After completing the assignment, you can submit your implementation to Gradescope.

Minimally, we expect the following files to be submitted:

  • src/recovery/log_manager.cpp
  • src/include/recovery/log_manager.h
  • src/recovery/log_recovery.cpp
  • src/include/recovery/log_recovery.h
  • src/recovery/checkpoint_manager.cpp
  • src/include/recovery/checkpoint_manager.h
  • src/concurrency/transaction_manager.cpp
  • src/include/concurrency/transaction_manager.h

...in addition to files from Project #1:

  • src/include/buffer/clock_replacer.h
  • src/buffer/clock_replacer.cpp
  • src/include/buffer/buffer_pool_manager.h
  • src/buffer/buffer_pool_manager.cpp

You may add additional files as long as they are also under the src/ directory.

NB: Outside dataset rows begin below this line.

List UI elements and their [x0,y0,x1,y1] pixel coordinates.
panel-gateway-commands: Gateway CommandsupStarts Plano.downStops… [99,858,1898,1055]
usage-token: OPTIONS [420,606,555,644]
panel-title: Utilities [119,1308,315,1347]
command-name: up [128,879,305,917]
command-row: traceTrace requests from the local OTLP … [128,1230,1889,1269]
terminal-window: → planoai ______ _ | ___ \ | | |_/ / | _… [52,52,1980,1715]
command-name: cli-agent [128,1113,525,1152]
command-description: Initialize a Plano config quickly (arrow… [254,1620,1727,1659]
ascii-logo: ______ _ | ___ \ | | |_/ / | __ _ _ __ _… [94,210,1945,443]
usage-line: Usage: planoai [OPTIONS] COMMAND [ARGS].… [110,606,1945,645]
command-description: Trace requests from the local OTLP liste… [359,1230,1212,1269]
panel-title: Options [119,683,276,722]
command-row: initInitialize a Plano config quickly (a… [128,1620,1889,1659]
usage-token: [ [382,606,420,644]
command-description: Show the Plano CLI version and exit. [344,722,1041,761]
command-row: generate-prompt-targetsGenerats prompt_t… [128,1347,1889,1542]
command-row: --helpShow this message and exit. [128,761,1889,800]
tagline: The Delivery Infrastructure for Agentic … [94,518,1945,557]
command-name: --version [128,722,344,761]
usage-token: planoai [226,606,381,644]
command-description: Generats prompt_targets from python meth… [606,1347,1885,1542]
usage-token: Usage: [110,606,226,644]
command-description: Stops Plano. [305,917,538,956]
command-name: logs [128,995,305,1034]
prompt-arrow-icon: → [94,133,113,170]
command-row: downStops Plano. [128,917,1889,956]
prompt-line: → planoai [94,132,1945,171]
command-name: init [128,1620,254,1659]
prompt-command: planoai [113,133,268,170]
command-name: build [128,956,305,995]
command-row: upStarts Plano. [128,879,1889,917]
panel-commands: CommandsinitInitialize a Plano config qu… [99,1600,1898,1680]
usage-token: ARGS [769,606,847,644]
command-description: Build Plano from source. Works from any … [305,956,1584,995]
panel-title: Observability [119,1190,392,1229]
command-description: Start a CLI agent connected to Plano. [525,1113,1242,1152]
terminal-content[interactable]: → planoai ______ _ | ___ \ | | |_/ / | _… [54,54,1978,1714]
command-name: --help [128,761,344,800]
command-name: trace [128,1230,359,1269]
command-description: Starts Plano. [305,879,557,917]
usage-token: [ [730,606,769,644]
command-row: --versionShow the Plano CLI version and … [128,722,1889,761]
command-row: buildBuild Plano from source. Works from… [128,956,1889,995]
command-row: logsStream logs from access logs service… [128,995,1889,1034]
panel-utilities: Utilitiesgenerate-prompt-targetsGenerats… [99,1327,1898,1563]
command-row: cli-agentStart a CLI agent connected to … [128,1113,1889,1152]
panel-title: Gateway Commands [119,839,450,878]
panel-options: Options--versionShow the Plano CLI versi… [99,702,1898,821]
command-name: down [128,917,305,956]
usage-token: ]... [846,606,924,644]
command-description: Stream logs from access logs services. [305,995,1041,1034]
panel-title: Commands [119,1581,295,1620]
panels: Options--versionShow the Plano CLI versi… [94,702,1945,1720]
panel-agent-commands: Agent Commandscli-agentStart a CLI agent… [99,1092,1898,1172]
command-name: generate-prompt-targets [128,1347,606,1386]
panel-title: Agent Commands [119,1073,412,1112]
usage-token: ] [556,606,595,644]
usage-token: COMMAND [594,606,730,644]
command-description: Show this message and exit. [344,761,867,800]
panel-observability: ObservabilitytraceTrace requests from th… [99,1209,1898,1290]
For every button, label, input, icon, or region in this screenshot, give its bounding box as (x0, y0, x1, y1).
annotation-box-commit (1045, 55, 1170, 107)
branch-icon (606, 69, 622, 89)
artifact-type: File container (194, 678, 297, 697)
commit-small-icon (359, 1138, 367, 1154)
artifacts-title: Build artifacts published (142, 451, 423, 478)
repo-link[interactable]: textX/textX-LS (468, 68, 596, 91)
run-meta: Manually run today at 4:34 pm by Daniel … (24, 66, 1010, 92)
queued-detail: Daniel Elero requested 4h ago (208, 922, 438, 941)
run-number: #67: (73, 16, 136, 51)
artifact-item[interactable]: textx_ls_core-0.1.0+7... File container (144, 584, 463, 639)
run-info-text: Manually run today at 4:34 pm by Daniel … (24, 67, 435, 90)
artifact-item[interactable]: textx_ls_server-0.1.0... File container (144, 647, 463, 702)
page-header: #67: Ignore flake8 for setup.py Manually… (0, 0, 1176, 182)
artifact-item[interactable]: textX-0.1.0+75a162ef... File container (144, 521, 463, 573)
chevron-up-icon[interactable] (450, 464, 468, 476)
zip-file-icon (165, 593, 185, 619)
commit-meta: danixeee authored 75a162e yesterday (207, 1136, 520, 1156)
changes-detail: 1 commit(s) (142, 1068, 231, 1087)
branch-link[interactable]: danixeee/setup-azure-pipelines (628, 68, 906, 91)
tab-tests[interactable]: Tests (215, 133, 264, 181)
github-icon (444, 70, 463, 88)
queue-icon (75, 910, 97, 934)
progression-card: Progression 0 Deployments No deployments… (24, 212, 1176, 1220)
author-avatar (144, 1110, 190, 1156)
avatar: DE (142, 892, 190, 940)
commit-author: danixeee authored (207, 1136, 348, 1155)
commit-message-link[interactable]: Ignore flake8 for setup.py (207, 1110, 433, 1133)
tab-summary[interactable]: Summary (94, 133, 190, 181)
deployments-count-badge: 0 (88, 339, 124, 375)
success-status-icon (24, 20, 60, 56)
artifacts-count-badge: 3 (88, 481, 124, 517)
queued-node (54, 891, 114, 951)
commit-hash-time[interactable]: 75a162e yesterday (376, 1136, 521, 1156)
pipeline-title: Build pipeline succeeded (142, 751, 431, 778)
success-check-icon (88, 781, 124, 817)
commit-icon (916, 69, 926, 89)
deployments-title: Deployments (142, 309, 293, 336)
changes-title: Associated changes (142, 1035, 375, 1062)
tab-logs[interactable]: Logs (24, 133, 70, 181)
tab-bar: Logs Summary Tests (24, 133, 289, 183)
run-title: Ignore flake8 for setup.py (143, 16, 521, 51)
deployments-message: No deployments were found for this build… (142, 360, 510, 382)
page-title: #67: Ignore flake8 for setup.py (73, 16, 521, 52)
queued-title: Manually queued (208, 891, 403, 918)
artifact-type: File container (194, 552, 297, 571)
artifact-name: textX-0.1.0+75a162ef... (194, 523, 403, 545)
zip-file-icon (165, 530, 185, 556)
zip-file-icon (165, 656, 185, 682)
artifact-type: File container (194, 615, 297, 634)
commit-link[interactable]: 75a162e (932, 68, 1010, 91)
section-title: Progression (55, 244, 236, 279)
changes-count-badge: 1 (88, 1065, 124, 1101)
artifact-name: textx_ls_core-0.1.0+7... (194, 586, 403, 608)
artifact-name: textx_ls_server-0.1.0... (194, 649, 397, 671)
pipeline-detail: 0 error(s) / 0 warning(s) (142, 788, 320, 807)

You can submit your answers as many times as you like and get immediate feedback.

Collaboration Policy

  • Every student has to work individually on this assignment.
  • Students are allowed to discuss high-level details about the project with others.
  • Students are not allowed to copy the contents of a white-board after a group meeting with other students.
  • Students are not allowed to copy the solutions from another colleague.

WARNING: All of the code for this project must be your own. You may not copy source code from other students or other sources that you find on the web. Plagiarism will not be tolerated. See CMU's Policy on Academic Integrity for additional information.